Секрет колдовства толстовской прозы кажется таким простым: нужно всего лишь вести ежесекундную нежную хронику душевных движений героя – и все оживет, засверкает.
Великое свершение невозможно без великого порыва. Но не всем дано свершить великое. Свершившие же умеют ценить великий порыв, даже не принесший плодов. Отсюда – дружба Пушкина с Кюхельбекером, Герцена – с Огаревым, Толстого – с Чертковым, и так далее.
Набоков никогда не был шахматистом, готовым встретить неукротимую волю противника, – только составителем задач, всесильным одиноким манипулятором.
И он никогда не был охотником, готовым встретить неукротимого зверя или рыбу, как Толстой или Хемингуэй, – только ловил беспомощных бабочек.
И мы никогда не ждем от его героев полной неукротимой свободы – такой, которая могла бы ошеломить самого пишущего.

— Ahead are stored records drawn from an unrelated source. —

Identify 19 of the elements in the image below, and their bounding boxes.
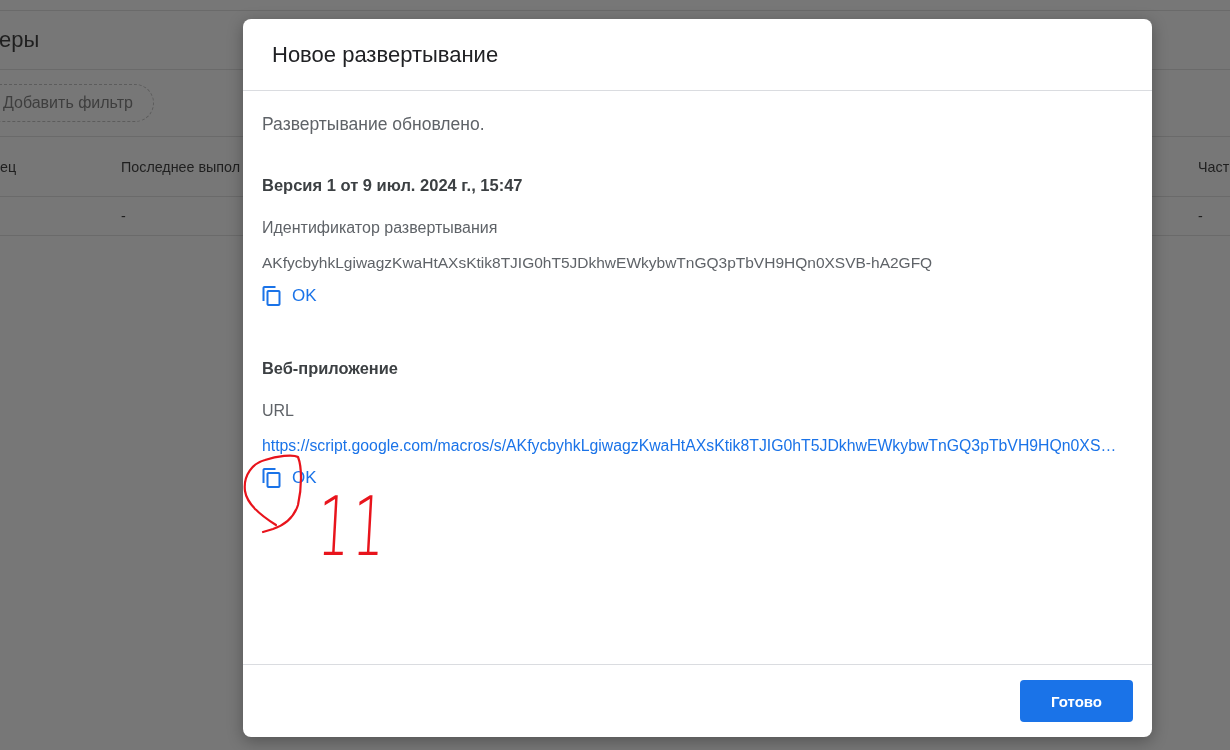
handwritten-number: 11: [315, 486, 390, 568]
status-message: Развертывание обновлено.: [262, 114, 485, 134]
deployment-id: AKfycbyhkLgiwagzKwaHtAXsKtik8TJIG0hT5JDkhwEWkybwTnGQ3pTbVH9HQn0XSVB-hA2GFQ: [262, 253, 933, 273]
copy-button[interactable]: OK: [262, 284, 317, 308]
dialog-title: Новое развертывание: [272, 41, 499, 68]
table-cell: -: [121, 208, 126, 224]
column-header: ец: [0, 158, 17, 175]
done-button[interactable]: Готово: [1020, 680, 1133, 722]
version-heading: Версия 1 от 9 июл. 2024 г., 15:47: [262, 175, 523, 195]
copy-icon: [262, 286, 281, 306]
column-header: Последнее выпол: [121, 158, 241, 175]
section-heading: Веб-приложение: [262, 358, 398, 378]
table-cell: -: [1198, 208, 1203, 224]
copy-icon: [262, 468, 281, 488]
page-title: еры: [0, 27, 40, 53]
url-link[interactable]: https://script.google.com/macros/s/AKfycbyhkLgiwagzKwaHtAXsKtik8TJIG0hT5JDkhwEWkybwTnGQ3pTbVH9HQn0XS…: [262, 437, 1117, 454]
column-header: Част: [1198, 158, 1230, 175]
field-label: Идентификатор развертывания: [262, 218, 498, 238]
field-label: URL: [262, 401, 294, 421]
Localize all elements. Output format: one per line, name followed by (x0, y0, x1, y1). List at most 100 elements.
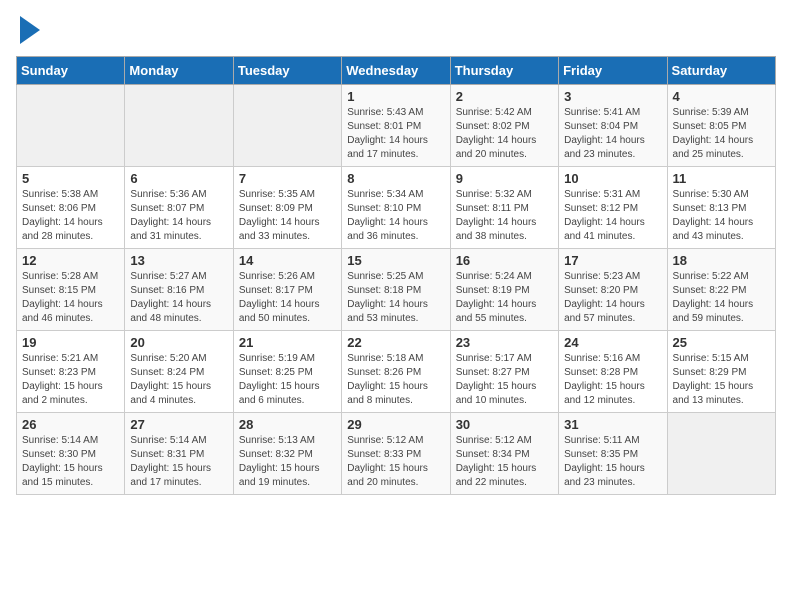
calendar-body: 1 Sunrise: 5:43 AM Sunset: 8:01 PM Daylig… (17, 85, 776, 495)
calendar-cell: 7 Sunrise: 5:35 AM Sunset: 8:09 PM Daylig… (233, 167, 341, 249)
day-info: Sunrise: 5:23 AM Sunset: 8:20 PM Dayligh… (564, 270, 661, 326)
day-header-saturday: Saturday (667, 57, 775, 85)
calendar-cell: 6 Sunrise: 5:36 AM Sunset: 8:07 PM Daylig… (125, 167, 233, 249)
calendar-cell: 28 Sunrise: 5:13 AM Sunset: 8:32 PM Dayli… (233, 413, 341, 495)
day-number: 1 (347, 89, 444, 104)
day-number: 6 (130, 171, 227, 186)
day-info: Sunrise: 5:38 AM Sunset: 8:06 PM Dayligh… (22, 188, 119, 244)
calendar-cell: 30 Sunrise: 5:12 AM Sunset: 8:34 PM Dayli… (450, 413, 558, 495)
day-info: Sunrise: 5:19 AM Sunset: 8:25 PM Dayligh… (239, 352, 336, 408)
calendar-cell: 10Sunrise: 5:31 AM Sunset: 8:12 PM Dayli… (559, 167, 667, 249)
day-info: Sunrise: 5:34 AM Sunset: 8:10 PM Dayligh… (347, 188, 444, 244)
calendar-cell: 16 Sunrise: 5:24 AM Sunset: 8:19 PM Dayli… (450, 249, 558, 331)
calendar-cell: 3 Sunrise: 5:41 AM Sunset: 8:04 PM Daylig… (559, 85, 667, 167)
day-number: 20 (130, 335, 227, 350)
day-number: 2 (456, 89, 553, 104)
calendar-cell: 1 Sunrise: 5:43 AM Sunset: 8:01 PM Daylig… (342, 85, 450, 167)
day-header-tuesday: Tuesday (233, 57, 341, 85)
day-info: Sunrise: 5:26 AM Sunset: 8:17 PM Dayligh… (239, 270, 336, 326)
calendar-cell: 4 Sunrise: 5:39 AM Sunset: 8:05 PM Daylig… (667, 85, 775, 167)
day-info: Sunrise: 5:12 AM Sunset: 8:33 PM Dayligh… (347, 434, 444, 490)
day-info: Sunrise: 5:30 AM Sunset: 8:13 PM Dayligh… (673, 188, 770, 244)
day-info: Sunrise: 5:42 AM Sunset: 8:02 PM Dayligh… (456, 106, 553, 162)
calendar-cell: 23 Sunrise: 5:17 AM Sunset: 8:27 PM Dayli… (450, 331, 558, 413)
day-header-wednesday: Wednesday (342, 57, 450, 85)
calendar-week-1: 1 Sunrise: 5:43 AM Sunset: 8:01 PM Daylig… (17, 85, 776, 167)
day-info: Sunrise: 5:12 AM Sunset: 8:34 PM Dayligh… (456, 434, 553, 490)
day-number: 24 (564, 335, 661, 350)
calendar-cell: 13Sunrise: 5:27 AM Sunset: 8:16 PM Dayli… (125, 249, 233, 331)
calendar-cell: 5 Sunrise: 5:38 AM Sunset: 8:06 PM Daylig… (17, 167, 125, 249)
day-number: 14 (239, 253, 336, 268)
day-info: Sunrise: 5:43 AM Sunset: 8:01 PM Dayligh… (347, 106, 444, 162)
day-number: 29 (347, 417, 444, 432)
calendar-week-3: 12Sunrise: 5:28 AM Sunset: 8:15 PM Dayli… (17, 249, 776, 331)
calendar-week-2: 5 Sunrise: 5:38 AM Sunset: 8:06 PM Daylig… (17, 167, 776, 249)
calendar-table: SundayMondayTuesdayWednesdayThursdayFrid… (16, 56, 776, 495)
day-info: Sunrise: 5:39 AM Sunset: 8:05 PM Dayligh… (673, 106, 770, 162)
day-info: Sunrise: 5:35 AM Sunset: 8:09 PM Dayligh… (239, 188, 336, 244)
day-number: 27 (130, 417, 227, 432)
day-info: Sunrise: 5:15 AM Sunset: 8:29 PM Dayligh… (673, 352, 770, 408)
calendar-cell: 15 Sunrise: 5:25 AM Sunset: 8:18 PM Dayli… (342, 249, 450, 331)
day-number: 13 (130, 253, 227, 268)
day-number: 3 (564, 89, 661, 104)
day-number: 15 (347, 253, 444, 268)
day-number: 8 (347, 171, 444, 186)
calendar-cell (233, 85, 341, 167)
calendar-cell: 2 Sunrise: 5:42 AM Sunset: 8:02 PM Daylig… (450, 85, 558, 167)
day-info: Sunrise: 5:24 AM Sunset: 8:19 PM Dayligh… (456, 270, 553, 326)
day-info: Sunrise: 5:36 AM Sunset: 8:07 PM Dayligh… (130, 188, 227, 244)
calendar-cell: 17 Sunrise: 5:23 AM Sunset: 8:20 PM Dayli… (559, 249, 667, 331)
day-header-thursday: Thursday (450, 57, 558, 85)
calendar-cell (667, 413, 775, 495)
day-info: Sunrise: 5:32 AM Sunset: 8:11 PM Dayligh… (456, 188, 553, 244)
day-number: 30 (456, 417, 553, 432)
day-number: 28 (239, 417, 336, 432)
day-number: 17 (564, 253, 661, 268)
day-info: Sunrise: 5:17 AM Sunset: 8:27 PM Dayligh… (456, 352, 553, 408)
calendar-cell: 11 Sunrise: 5:30 AM Sunset: 8:13 PM Dayli… (667, 167, 775, 249)
calendar-cell: 24 Sunrise: 5:16 AM Sunset: 8:28 PM Dayli… (559, 331, 667, 413)
day-number: 5 (22, 171, 119, 186)
day-header-sunday: Sunday (17, 57, 125, 85)
calendar-cell: 19Sunrise: 5:21 AM Sunset: 8:23 PM Dayli… (17, 331, 125, 413)
calendar-cell: 8 Sunrise: 5:34 AM Sunset: 8:10 PM Daylig… (342, 167, 450, 249)
calendar-cell: 31Sunrise: 5:11 AM Sunset: 8:35 PM Dayli… (559, 413, 667, 495)
day-number: 21 (239, 335, 336, 350)
day-number: 7 (239, 171, 336, 186)
day-info: Sunrise: 5:13 AM Sunset: 8:32 PM Dayligh… (239, 434, 336, 490)
calendar-cell (125, 85, 233, 167)
day-number: 25 (673, 335, 770, 350)
calendar-cell: 21 Sunrise: 5:19 AM Sunset: 8:25 PM Dayli… (233, 331, 341, 413)
logo (16, 16, 40, 44)
calendar-cell (17, 85, 125, 167)
day-info: Sunrise: 5:18 AM Sunset: 8:26 PM Dayligh… (347, 352, 444, 408)
day-info: Sunrise: 5:16 AM Sunset: 8:28 PM Dayligh… (564, 352, 661, 408)
logo-arrow-icon (20, 16, 40, 44)
calendar-cell: 9 Sunrise: 5:32 AM Sunset: 8:11 PM Daylig… (450, 167, 558, 249)
calendar-cell: 14 Sunrise: 5:26 AM Sunset: 8:17 PM Dayli… (233, 249, 341, 331)
calendar-cell: 20Sunrise: 5:20 AM Sunset: 8:24 PM Dayli… (125, 331, 233, 413)
calendar-week-4: 19Sunrise: 5:21 AM Sunset: 8:23 PM Dayli… (17, 331, 776, 413)
calendar-cell: 25 Sunrise: 5:15 AM Sunset: 8:29 PM Dayli… (667, 331, 775, 413)
day-number: 26 (22, 417, 119, 432)
day-info: Sunrise: 5:41 AM Sunset: 8:04 PM Dayligh… (564, 106, 661, 162)
calendar-cell: 12Sunrise: 5:28 AM Sunset: 8:15 PM Dayli… (17, 249, 125, 331)
day-number: 31 (564, 417, 661, 432)
day-info: Sunrise: 5:22 AM Sunset: 8:22 PM Dayligh… (673, 270, 770, 326)
day-number: 16 (456, 253, 553, 268)
calendar-cell: 27 Sunrise: 5:14 AM Sunset: 8:31 PM Dayli… (125, 413, 233, 495)
calendar-cell: 22 Sunrise: 5:18 AM Sunset: 8:26 PM Dayli… (342, 331, 450, 413)
day-number: 18 (673, 253, 770, 268)
day-info: Sunrise: 5:25 AM Sunset: 8:18 PM Dayligh… (347, 270, 444, 326)
day-number: 9 (456, 171, 553, 186)
day-number: 11 (673, 171, 770, 186)
day-info: Sunrise: 5:28 AM Sunset: 8:15 PM Dayligh… (22, 270, 119, 326)
day-info: Sunrise: 5:14 AM Sunset: 8:31 PM Dayligh… (130, 434, 227, 490)
day-number: 22 (347, 335, 444, 350)
day-number: 4 (673, 89, 770, 104)
day-number: 23 (456, 335, 553, 350)
day-header-monday: Monday (125, 57, 233, 85)
day-info: Sunrise: 5:21 AM Sunset: 8:23 PM Dayligh… (22, 352, 119, 408)
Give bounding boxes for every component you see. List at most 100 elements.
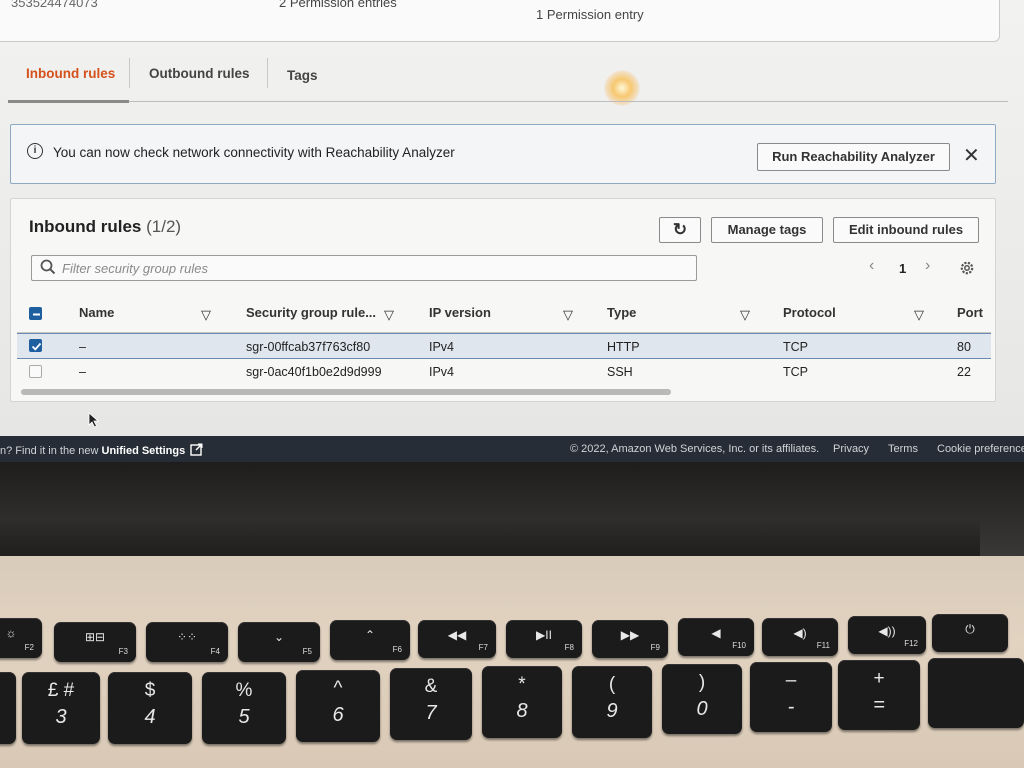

Стыдиться написанного, отвергать его, зачеркивать было свойственно Гоголю, Толстому, Кафке, Сэлинджеру, даже в какой-то мере Бродскому. Это дает нам право не слушать их мнения о других писателях. Что взять с Толстого, ругающего пьесы Шекспира и Чехова? Он ведь даже «Войну и мир» и «Анну Каренину» объявлял пустяками.
Скрытая мечта Толстого – страстного педагога: превратить весь мир в классную комнату с тысячами углов, носом в которые можно будет поставить всех прошлых и нынешних королей, министров, генералов, прокуроров, а заодно и Шекспиров, Бальзаков, Стринбергов, Ницше и прочих.
Все свои произведения Толстой создавал приемом стремительного спонтанного словоизлияния, как велосипедист, знающий, что остановка чревата для него непременным падением. Потом следовали двадцати-тридцатикратные исправления ценой труда безответных переписчиков (обычно – родных) и наборщиков. Чтобы не чувствовать себя безжалостным эксплуататором, он затем сам убирал свою комнату и выносил свой горшок.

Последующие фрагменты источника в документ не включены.